Formal annual performance appraisals
Probationary reviews
Informal one-to-one review discussions
Counselling meetings
Observation on the job
Skill- or job-related tests
Assignment or task followed by review, including secondments (temporary job cover or transfer) Assessment centres, including observed group exercises, tests presentations, etc.
Survey of opinion of others who have dealings with the individual
Psychometric tests and other behavioural assessments
Graphology (handwriting analysis)
None of these methods is mutually exclusive. All of these performance assessment methods can be used in conjunction with others in the list, depending on situation and organizational policy. Where any of these processes is used, the manager must keep a written record, and must ensure agreed actions are followed up. The notes of all review situations can then be referred to at the formal appraisal.

Holding regular informal one-to-one review meetings greatly reduces the pressure and time required for the annual formal appraisal meeting. Holding informal reviews every month is ideal all staff.
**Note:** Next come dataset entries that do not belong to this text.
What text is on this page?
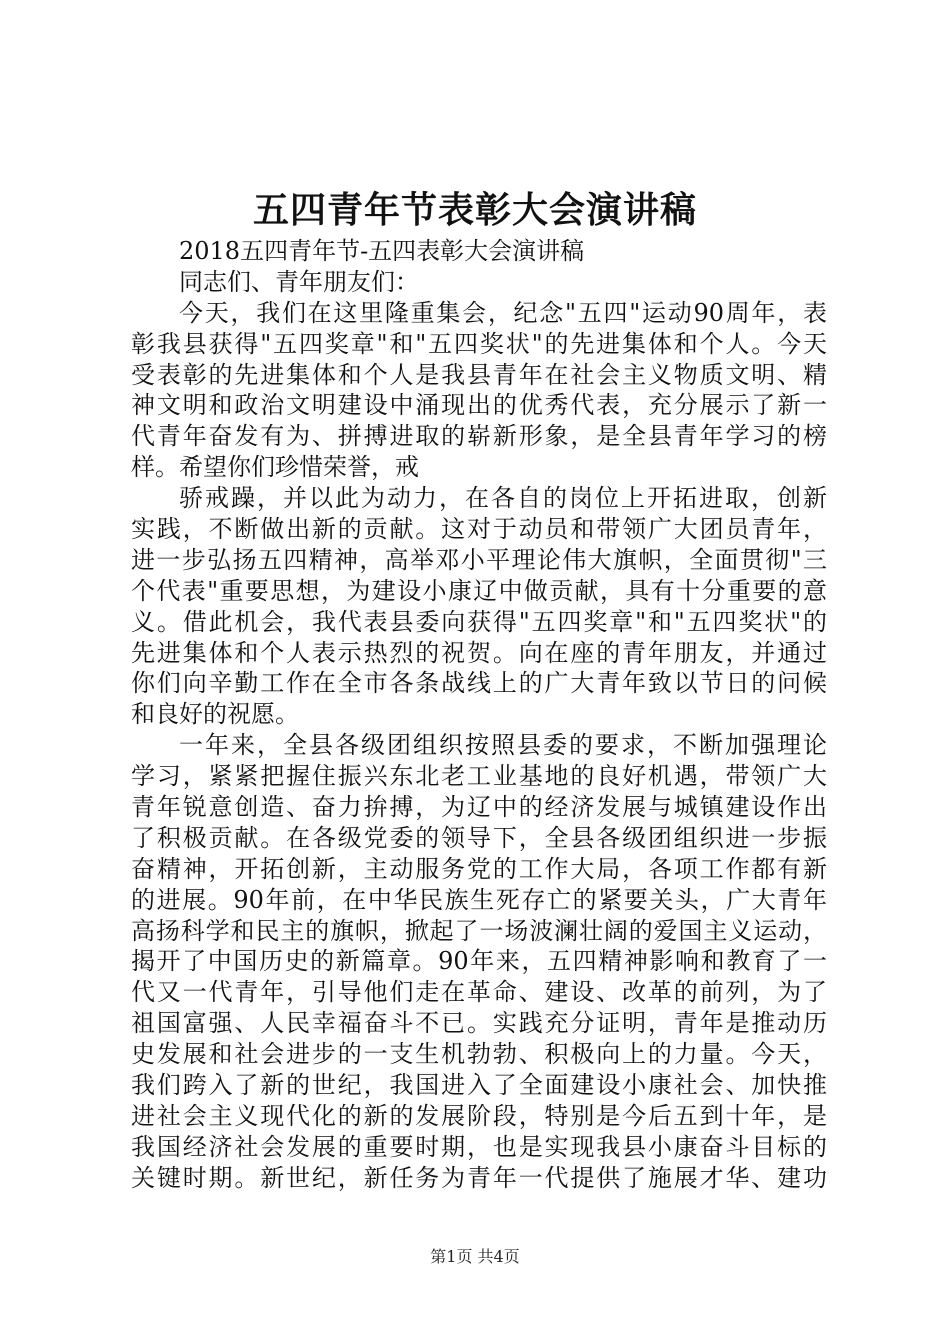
五四青年节表彰大会演讲稿
2018五四青年节-五四表彰大会演讲稿
同志们、青年朋友们：
今天，我们在这里隆重集会，纪念"五四"运动90周年，表
彰我县获得"五四奖章"和"五四奖状"的先进集体和个人。今天
受表彰的先进集体和个人是我县青年在社会主义物质文明、精
神文明和政治文明建设中涌现出的优秀代表，充分展示了新一
代青年奋发有为、拼搏进取的崭新形象，是全县青年学习的榜
样。希望你们珍惜荣誉，戒
骄戒躁，并以此为动力，在各自的岗位上开拓进取，创新
实践，不断做出新的贡献。这对于动员和带领广大团员青年，
进一步弘扬五四精神，高举邓小平理论伟大旗帜，全面贯彻"三
个代表"重要思想，为建设小康辽中做贡献，具有十分重要的意
义。借此机会，我代表县委向获得"五四奖章"和"五四奖状"的
先进集体和个人表示热烈的祝贺。向在座的青年朋友，并通过
你们向辛勤工作在全市各条战线上的广大青年致以节日的问候
和良好的祝愿。
一年来，全县各级团组织按照县委的要求，不断加强理论
学习，紧紧把握住振兴东北老工业基地的良好机遇，带领广大
青年锐意创造、奋力拚搏，为辽中的经济发展与城镇建设作出
了积极贡献。在各级党委的领导下，全县各级团组织进一步振
奋精神，开拓创新，主动服务党的工作大局，各项工作都有新
的进展。90年前，在中华民族生死存亡的紧要关头，广大青年
高扬科学和民主的旗帜，掀起了一场波澜壮阔的爱国主义运动，
揭开了中国历史的新篇章。90年来，五四精神影响和教育了一
代又一代青年，引导他们走在革命、建设、改革的前列，为了
祖国富强、人民幸福奋斗不已。实践充分证明，青年是推动历
史发展和社会进步的一支生机勃勃、积极向上的力量。今天，
我们跨入了新的世纪，我国进入了全面建设小康社会、加快推
进社会主义现代化的新的发展阶段，特别是今后五到十年，是
我国经济社会发展的重要时期，也是实现我县小康奋斗目标的
关键时期。新世纪，新任务为青年一代提供了施展才华、建功
第1页 共4页
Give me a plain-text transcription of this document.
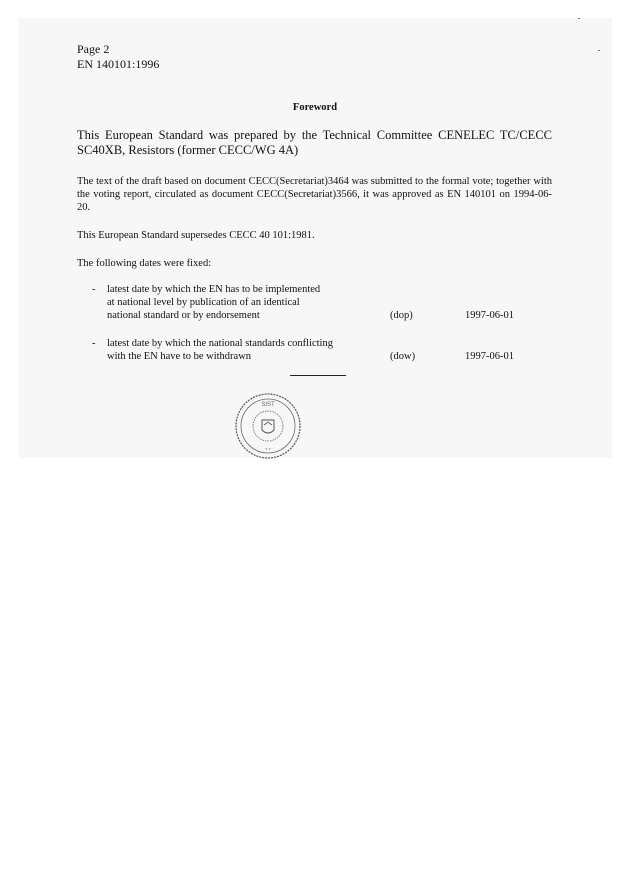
Page 2
EN 140101:1996
Foreword
This European Standard was prepared by the Technical Committee CENELEC TC/CECC SC40XB, Resistors (former CECC/WG 4A)
The text of the draft based on document CECC(Secretariat)3464 was submitted to the formal vote; together with the voting report, circulated as document CECC(Secretariat)3566, it was approved as EN 140101 on 1994-06-20.
This European Standard supersedes CECC 40 101:1981.
The following dates were fixed:
- latest date by which the EN has to be implemented
at national level by publication of an identical
national standard or by endorsement	(dop)	1997-06-01
- latest date by which the national standards conflicting
with the EN have to be withdrawn	(dow)	1997-06-01
SIST
* *
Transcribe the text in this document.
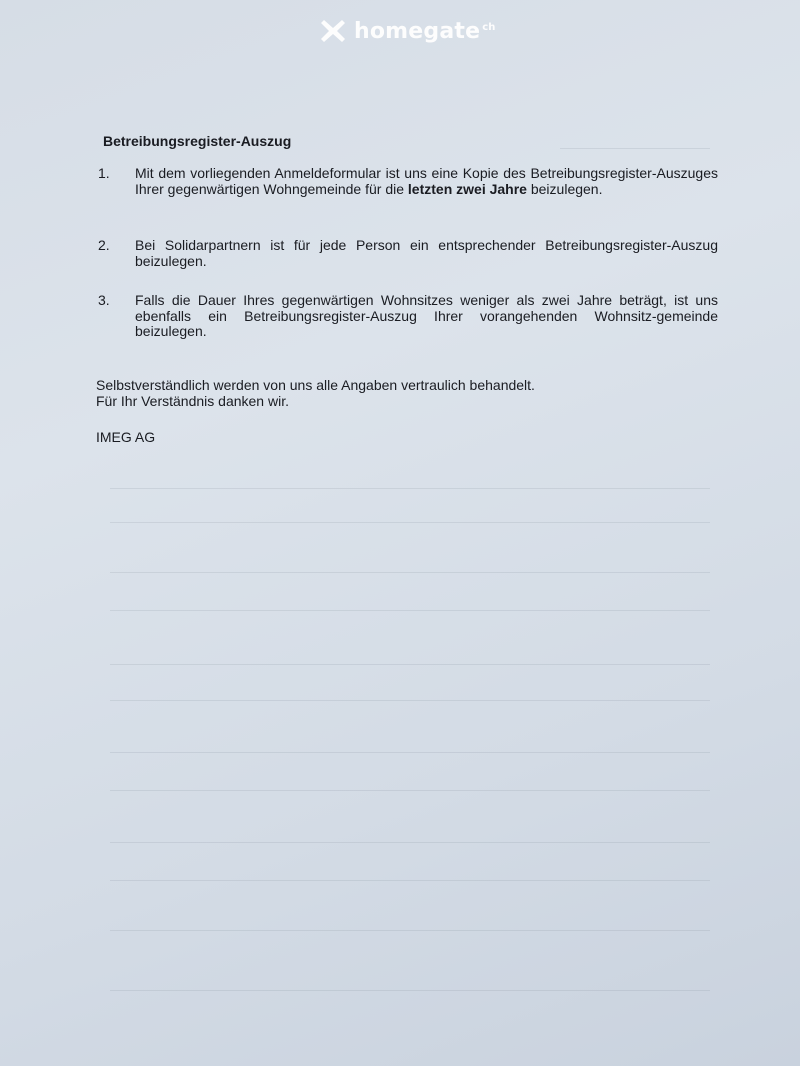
homegate ch
Betreibungsregister-Auszug
1.	Mit dem vorliegenden Anmeldeformular ist uns eine Kopie des Betreibungsregister-Auszuges Ihrer gegenwärtigen Wohngemeinde für die letzten zwei Jahre beizulegen.
2.	Bei Solidarpartnern ist für jede Person ein entsprechender Betreibungsregister-Auszug beizulegen.
3.	Falls die Dauer Ihres gegenwärtigen Wohnsitzes weniger als zwei Jahre beträgt, ist uns ebenfalls ein Betreibungsregister-Auszug Ihrer vorangehenden Wohnsitz-gemeinde beizulegen.
Selbstverständlich werden von uns alle Angaben vertraulich behandelt.
Für Ihr Verständnis danken wir.
IMEG AG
There are several benefits of reviewing frequently and informally:
The manager is better informed and more up-to-date with his or her people's activities (and more in touch with what lies beyond, e.g., customers, suppliers, competitors, markets, etc)

Difficult issues can be identified, discussed and resolved quickly, before they become more serious.

Help can be given more readily - people rarely ask unless they see a good opportunity to do so - the regular informal review provides just this.
Assignments, tasks and objectives can be agreed completed and reviewed quickly - leaving actions more than a few weeks reduces completion rates significantly for all but the most senior and experienced people.

Objectives, direction, and purpose is more up-to-date - modern organizations demand more flexibility than a single annual review allows - priorities often change through the year, so people need to be re-directed and re-focused.
Training and development actions can be broken down into smaller more digestible chunks, increasing success rates and motivational effect as a result.

The 'fear factor', often associated by many with formal appraisals, is greatly reduced because people become more comfortable with the review process.

Relationships and mutual understanding develops more quickly with greater frequency of meetings between manager and staff member.
Staff members can be better prepared for the formal appraisal, giving better results, and saving management time.

Much of the review has already been covered throughout the year by the time comes for the formal appraisal.

Frequent review meetings increase the reliability of notes and performance data, and reduces the chances of overlooking things at the formal appraisal.